A paper on the genetics of mythical creatures — yeti and bigfoot — is being corrected after the journal discovered the first author, Bryan Sykes, listed a mythical institution.
The Proceedings of the Royal Society B paper, “Genetic analysis of hair samples attributed to yeti, bigfoot and other anomalous primates,” examined 30 samples from “museum and individual collections” that had been labeled as the North American bigfoot, Tibetan yeti, Mongolian almasty, and Sumatran orang pendek. The analysis showed the samples actually came from a variety of species, such as bears, horses, and cows. Perhaps the most striking is the paper’s claim that two samples match with a prehistoric polar bear, “but not to modern examples of the species.”
According to a spokesperson for the journal, “The correction is being made because the institution the author Brian Sykes gave as part of his affiliation does not exist.” The exact wording of the notice has yet to be decided.
According to Jonathan Leake at the Sunday Times:
The paper gave Skyke’s affiliation as the Institute of Human Genetics at Wolfson College, Oxford. Sykes is a fellow of Wolfson but he admitted the institute was mythical. “The journal required some sort of additional address in the college and, hey presto, I became an institute!”
Here’s some text from the introduction to Sykes et al:
Despite several decades of research, mystery still surrounds the species identity of so-called anomalous primates such as the yeti in the Himalaya, almasty in central Asia and sasquatch/bigfoot in North America. On the one hand, numerous reports including eye-witness and footprint evidence, point to the existence of large unidentified primates in many regions of the world. On the other hand, no bodies or recent fossils of such creatures have ever been authenticated. There is no shortage of theories about what these animals may be, ranging from surviving populations of collateral hominids such as Homo neanderthalensis, Homo floresiensis  or Denisovans , extinct apes such as Gigantopithecus  or even unlikely hybrids between Homo sapiens and other mammals . Modern science has largely avoided this field and advocates frequently complain that they have been ‘rejected by science’ . This conflicts with the basic tenet that science neither rejects nor accepts anything without examining the evidence. To apply this philosophy to the study of anomalous primates and to introduce some clarity into this often murky field, we have carried out a systematic genetic survey of hair samples attributed to these creatures.

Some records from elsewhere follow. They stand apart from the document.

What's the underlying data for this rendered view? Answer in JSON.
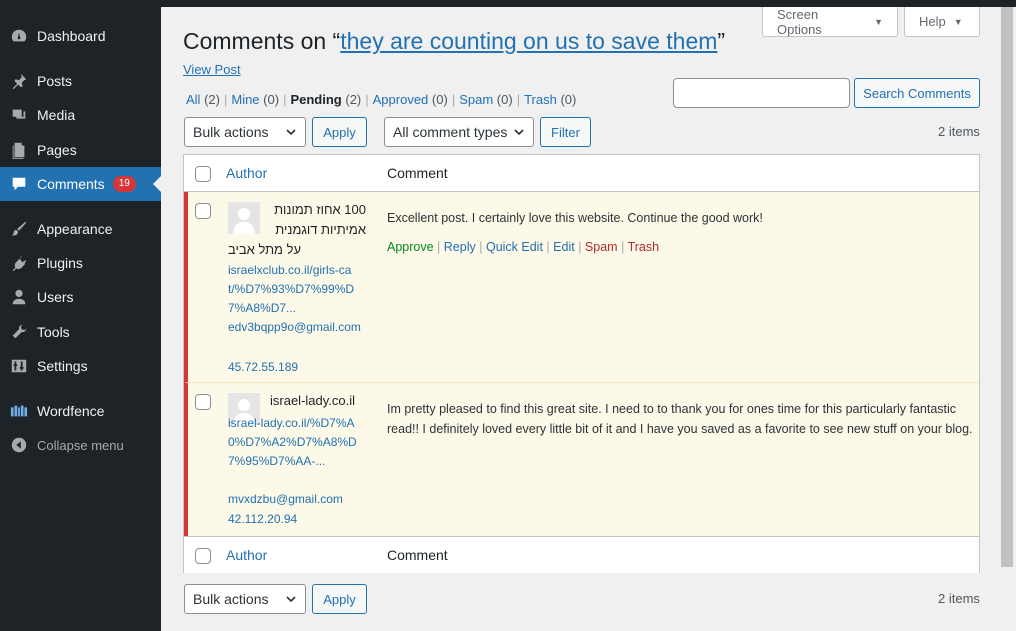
{
  "sidebar": {
    "items": [
      {
        "label": "Dashboard",
        "icon": "dashboard-icon"
      },
      {
        "label": "Posts",
        "icon": "pin-icon"
      },
      {
        "label": "Media",
        "icon": "media-icon"
      },
      {
        "label": "Pages",
        "icon": "pages-icon"
      },
      {
        "label": "Comments",
        "icon": "comment-bubble-icon",
        "badge": "19"
      },
      {
        "label": "Appearance",
        "icon": "brush-icon"
      },
      {
        "label": "Plugins",
        "icon": "plug-icon"
      },
      {
        "label": "Users",
        "icon": "user-icon"
      },
      {
        "label": "Tools",
        "icon": "wrench-icon"
      },
      {
        "label": "Settings",
        "icon": "sliders-icon"
      },
      {
        "label": "Wordfence",
        "icon": "wordfence-icon"
      },
      {
        "label": "Collapse menu",
        "icon": "collapse-icon"
      }
    ]
  },
  "header": {
    "screen_options": "Screen Options",
    "help": "Help",
    "title_prefix": "Comments on “",
    "title_link": "they are counting on us to save them",
    "title_suffix": "”",
    "view_post": "View Post"
  },
  "filters": {
    "all": {
      "label": "All",
      "count": "(2)"
    },
    "mine": {
      "label": "Mine",
      "count": "(0)"
    },
    "pending": {
      "label": "Pending",
      "count": "(2)"
    },
    "approved": {
      "label": "Approved",
      "count": "(0)"
    },
    "spam": {
      "label": "Spam",
      "count": "(0)"
    },
    "trash": {
      "label": "Trash",
      "count": "(0)"
    },
    "separator": "|"
  },
  "search": {
    "value": "",
    "button": "Search Comments"
  },
  "toolbar": {
    "bulk_actions": "Bulk actions",
    "apply": "Apply",
    "comment_types": "All comment types",
    "filter": "Filter",
    "items": "2 items"
  },
  "table": {
    "col_author": "Author",
    "col_comment": "Comment",
    "rows": [
      {
        "author_line1": "100 אחוז תמונות",
        "author_line2": "אמיתיות דוגמנית",
        "author_line3": "על מתל אביב",
        "url": "israelxclub.co.il/girls-cat/%D7%93%D7%99%D7%A8%D7...",
        "email": "edv3bqpp9o@gmail.com",
        "ip": "45.72.55.189",
        "comment": "Excellent post. I certainly love this website. Continue the good work!"
      },
      {
        "author_line1": "israel-lady.co.il",
        "url": "israel-lady.co.il/%D7%A0%D7%A2%D7%A8%D7%95%D7%AA-...",
        "email": "mvxdzbu@gmail.com",
        "ip": "42.112.20.94",
        "comment": "Im pretty pleased to find this great site. I need to to thank you for ones time for this particularly fantastic read!! I definitely loved every little bit of it and I have you saved as a favorite to see new stuff on your blog."
      }
    ],
    "actions": {
      "approve": "Approve",
      "reply": "Reply",
      "quick_edit": "Quick Edit",
      "edit": "Edit",
      "spam": "Spam",
      "trash": "Trash",
      "sep": "|"
    }
  },
  "colors": {
    "sidebar_bg": "#1d2327",
    "accent": "#2271b1",
    "pending_row": "#fcf9e8",
    "pending_border": "#d63638"
  }
}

The paper’s claim to have matched two samples with prehistoric polar bears has been disputed, most notably in another paper in Proceedings of the Royal Society B, “Himalayan ‘yeti’ DNA: polar bear or DNA degradation? A comment on ‘Genetic analysis of hair samples attributed to yeti.‘” That comment involved a reanalysis of the two “polar bear” samples, which concluded the hair was probably from a Himalayan bear, which is native to the location the samples were found.
The authors of the yeti paper responded to the criticism with a statement, which read, in part:
Importantly, for the thrust of the paper as a whole, the conclusion that these Himalayan ‘yeti’ samples were certainly not from a hitherto unknown primate is unaffected.
We’ve contacted Sykes, and will update if we hear back.